The bill is intended to crack down on websites operating outsidethe United States. If passed, the legislation would allow the US government to shut down any site illegally hosting copyrighted content. Lawmakers behind the Stop Online Piracy Act say it would deal a blow to online pirates and producers of counterfeit brand products like designer fashion items or medicine.
But the signatories, who include top men and women from services like Wikipedia, PayPal, Flickr, LinkedIn and YouTube, believe that online services would be required to monitor what users link to and upload, which would have a "chilling effect on innovation."
They also insist that the bill would give Washington Internet censorship rights similar to “China, Malaysia and Iran” and are urging Congress not to risk the “tremendous benefits the Internet has brought to hundreds of millions of Americans and people around the world.” And it seems their collective voice is being heard, as both Democrats and Republicans in the US have decided to oppose the bill. From Ron Paul to Nancy Pelosi, more and more politicians are adopting an anti-SOPA stance.

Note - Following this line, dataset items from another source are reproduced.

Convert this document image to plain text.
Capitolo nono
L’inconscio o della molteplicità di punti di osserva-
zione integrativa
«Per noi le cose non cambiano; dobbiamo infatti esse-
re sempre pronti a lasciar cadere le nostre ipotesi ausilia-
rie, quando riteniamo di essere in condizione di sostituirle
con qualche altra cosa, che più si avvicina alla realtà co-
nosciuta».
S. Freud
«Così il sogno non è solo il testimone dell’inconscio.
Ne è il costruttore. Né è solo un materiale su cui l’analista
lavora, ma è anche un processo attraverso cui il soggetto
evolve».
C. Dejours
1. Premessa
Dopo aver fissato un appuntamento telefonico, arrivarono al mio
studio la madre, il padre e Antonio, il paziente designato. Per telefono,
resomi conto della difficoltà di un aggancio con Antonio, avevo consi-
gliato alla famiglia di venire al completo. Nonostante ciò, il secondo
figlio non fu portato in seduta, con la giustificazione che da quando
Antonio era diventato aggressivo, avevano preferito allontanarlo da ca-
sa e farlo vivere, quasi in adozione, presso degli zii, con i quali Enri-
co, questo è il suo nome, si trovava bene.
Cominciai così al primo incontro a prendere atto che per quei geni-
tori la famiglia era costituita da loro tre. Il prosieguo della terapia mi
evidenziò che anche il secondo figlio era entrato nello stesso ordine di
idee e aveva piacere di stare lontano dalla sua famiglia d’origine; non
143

However, many support the act, with the US entertainment industry being the strongest lobbyist for SOPA. An unprecedented coalition of major entertainment unions, guilds, studios and networks want the government to act against what it labels “digital theft”. Giants like Viacom, Disney and TimeWarner have all pledged their support for SOPA – but many are very skeptical about this, with weblogs pointing out the almost-threatening tone of messages leaked from Viacom and NBC, urging partners to support SOPA in rather direct language.
An NBC email leaked by TechDirt claims that withholding support for this legislative act could “adversely affect our business relations” with their partners. Viacom has taken the idea even further, releasing an anti-piracy video with employees begging to keep their jobs. It gets to the point where someone actually claims that if you don’t buy Viacom product, Spongebob may cease to exist. And the video, of course, was NOT posted on YouTube (whom Viacom is suing for $1 billion), where it would be free, but on the company’s website, where it’s costing Viacom’s bandwidth. The main message: “free” is equated to “stealing”; piracy costs people money and jobs. Except for Viacom’s CEO, who made $84 million in 2010.